Dengan kehadiran ketujuh anggota, suasana di ruang klub CRC semakin riuh. Namun, pada akhirnya, keributan itu mereda, dan mereka semua kembali ke aktivitas masing-masing—
Kecuali saat itulah pintunya terbuka.
Ruang klub tak pernah dikunjungi siapa pun. Lagipula, tak ada orang waras yang mau repot-repot berjalan jauh ke sudut kampus terpencil ini. Jika ada yang perlu bicara dengan mereka, entah apa pun alasannya, biasanya mereka akan meminta CRC untuk datang.
Itu adalah pintu yang hanya dibuka oleh tujuh anggota CRC… tetapi sekarang, tangan orang lain ada di kenop pintu itu.
Jadi siapa itu?
Semua mata tertuju ke pintu… dan di sana berdiri Gotou Ryuuzen, penasihat Kelas 2-B dan pengawas Klub Riset Budaya. Di usia 25 tahun, ia tergolong muda dalam hal keguruan, tetapi dilihat dari bahasa tubuhnya, ia memang tampak agak… lelah…
“Haahh… Wah, rasanya berat sekali rasanya naik tiga lantai… Apa kalian tidak pernah merasa lelah?”
Berbicara seperti seseorang yang usianya paling tidak dua kali lipat usianya.

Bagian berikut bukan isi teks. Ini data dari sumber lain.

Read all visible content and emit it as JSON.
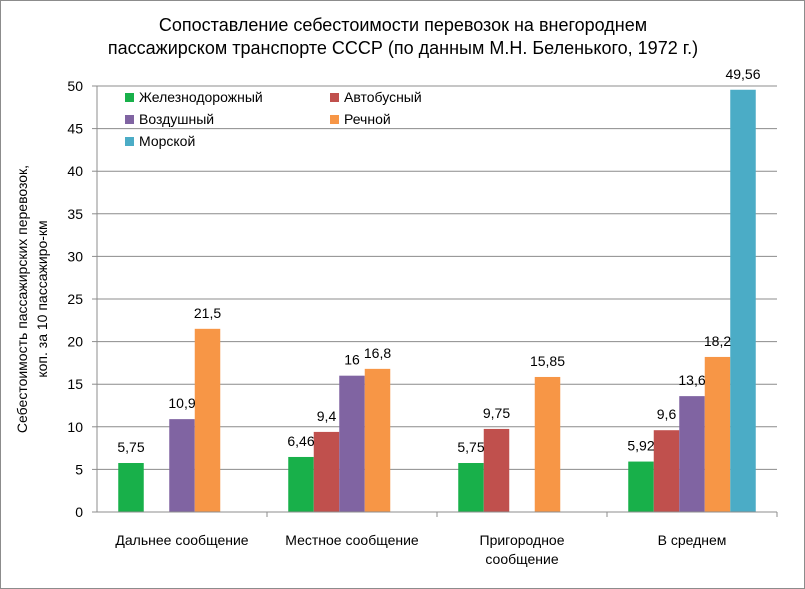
{
  "chart_data": {
    "type": "bar",
    "title": "Сопоставление себестоимости перевозок на внегороднем пассажирском транспорте  СССР (по данным  М.Н. Беленького, 1972 г.)",
    "title_lines": [
      "Сопоставление себестоимости перевозок на внегороднем",
      "пассажирском транспорте  СССР (по данным  М.Н. Беленького, 1972 г.)"
    ],
    "ylabel": "Себестоимость пассажирских перевозок, коп. за 10  пассажиро-км",
    "ylabel_lines": [
      "Себестоимость пассажирских перевозок,",
      "коп. за 10  пассажиро-км"
    ],
    "xlabel": "",
    "ylim": [
      0,
      50
    ],
    "yticks": [
      0,
      5,
      10,
      15,
      20,
      25,
      30,
      35,
      40,
      45,
      50
    ],
    "grid": "horizontal",
    "legend_position": "top-left",
    "categories": [
      "Дальнее сообщение",
      "Местное сообщение",
      "Пригородное сообщение",
      "В среднем"
    ],
    "category_lines": [
      [
        "Дальнее сообщение"
      ],
      [
        "Местное сообщение"
      ],
      [
        "Пригородное",
        "сообщение"
      ],
      [
        "В среднем"
      ]
    ],
    "series": [
      {
        "name": "Железнодорожный",
        "color": "#18b04a",
        "values": [
          5.75,
          6.46,
          5.75,
          5.92
        ],
        "labels": [
          "5,75",
          "6,46",
          "5,75",
          "5,92"
        ]
      },
      {
        "name": "Автобусный",
        "color": "#c0504d",
        "values": [
          null,
          9.4,
          9.75,
          9.6
        ],
        "labels": [
          null,
          "9,4",
          "9,75",
          "9,6"
        ]
      },
      {
        "name": "Воздушный",
        "color": "#8064a2",
        "values": [
          10.9,
          16,
          null,
          13.6
        ],
        "labels": [
          "10,9",
          "16",
          null,
          "13,6"
        ]
      },
      {
        "name": "Речной",
        "color": "#f79646",
        "values": [
          21.5,
          16.8,
          15.85,
          18.2
        ],
        "labels": [
          "21,5",
          "16,8",
          "15,85",
          "18,2"
        ]
      },
      {
        "name": "Морской",
        "color": "#4bacc6",
        "values": [
          null,
          null,
          null,
          49.56
        ],
        "labels": [
          null,
          null,
          null,
          "49,56"
        ]
      }
    ]
  }
}
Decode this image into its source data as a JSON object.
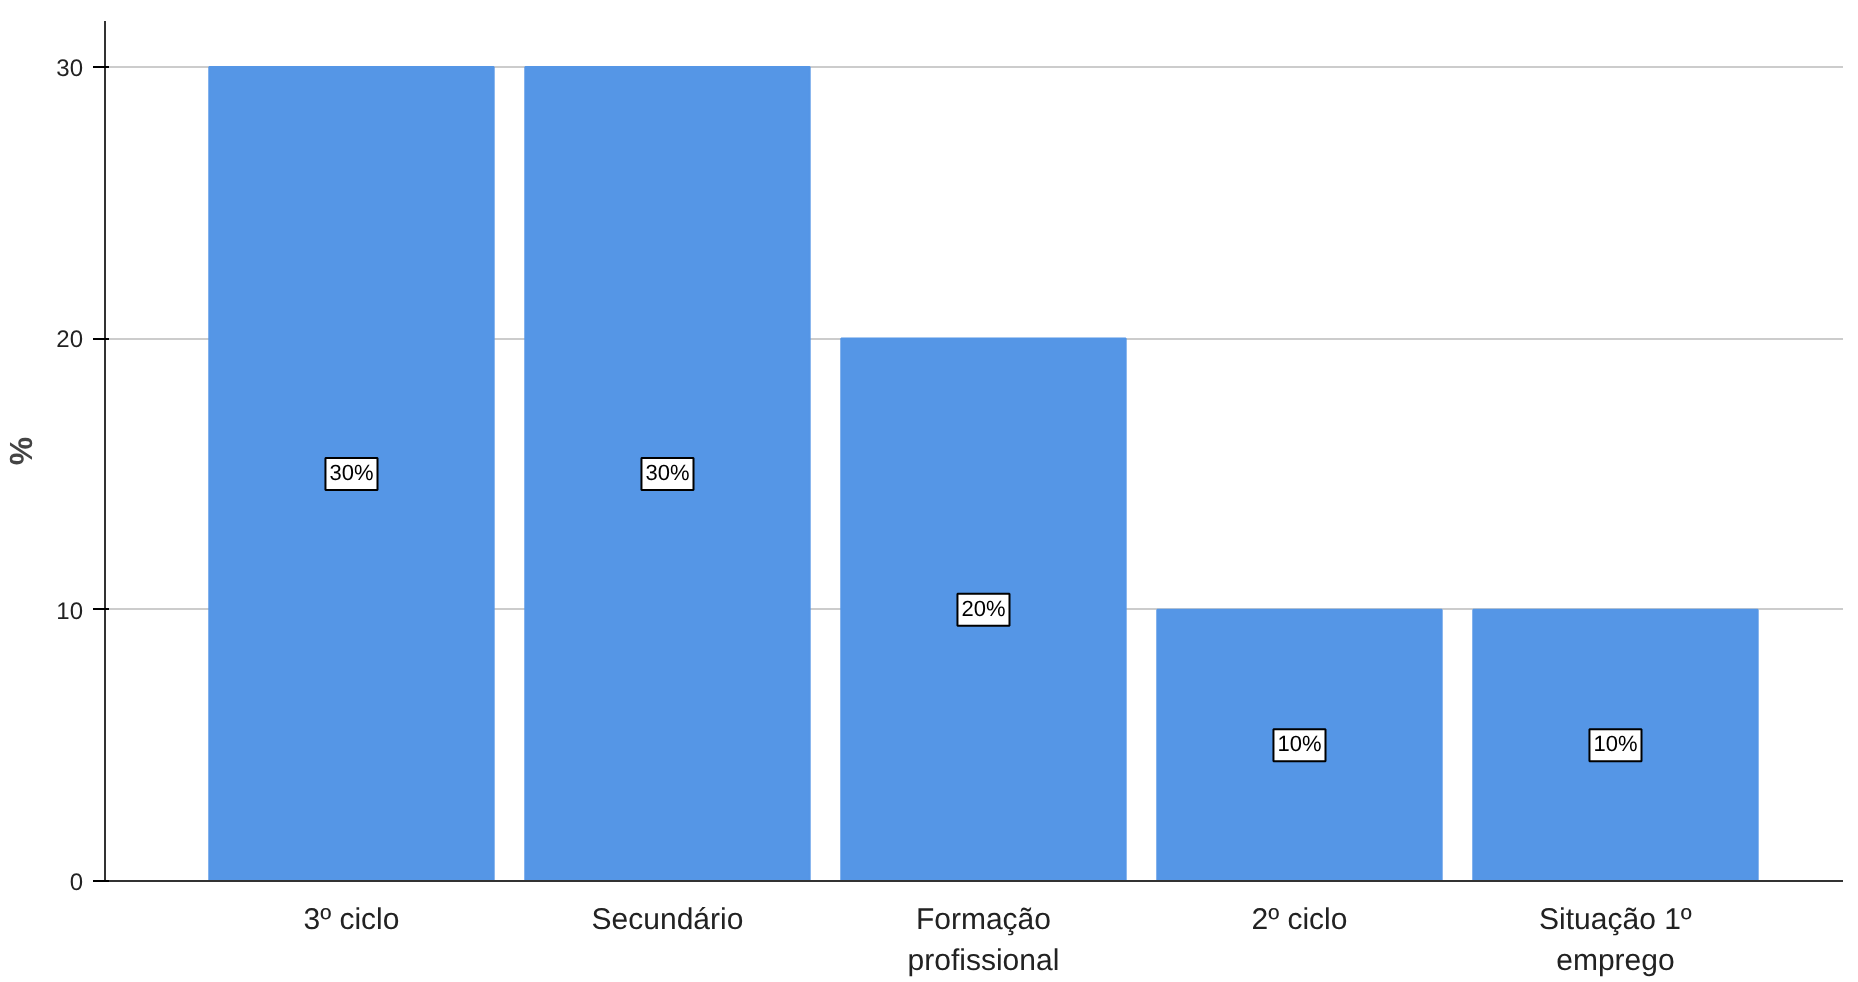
{
  "chart_data": {
    "type": "bar",
    "ylabel": "%",
    "categories": [
      "3º ciclo",
      "Secundário",
      "Formação profissional",
      "2º ciclo",
      "Situação 1º emprego"
    ],
    "values": [
      30,
      30,
      20,
      10,
      10
    ],
    "value_labels": [
      "30%",
      "30%",
      "20%",
      "10%",
      "10%"
    ],
    "color": "#5596e6",
    "ylim": [
      0,
      31.7
    ],
    "yticks": [
      0,
      10,
      20,
      30
    ],
    "grid": "y"
  }
}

“…Apa maumu, Gotou? Tidak setiap hari kau menyeret pantat pemalasmu ke sini,” desak Inaba, tanpa sedikit pun rasa hormat terhadap otoritasnya.
“Oh, uh, ya, jadi… Tunggu, apa itu tadi?”
“Kau lupa?! ” gerutu Nagase.
“Uhhh… Oh ya, benar! Inaba, coba kulihat formulir yang kuberikan padamu. Seharusnya ada di sana…”
Sambil memutar matanya, Inaba dengan enggan menuruti permintaannya.
“…Bingo! Ya, lihat, aku seharusnya memegang yang ini.”
“Hanya itu saja?” tanya Aoki, tercengang.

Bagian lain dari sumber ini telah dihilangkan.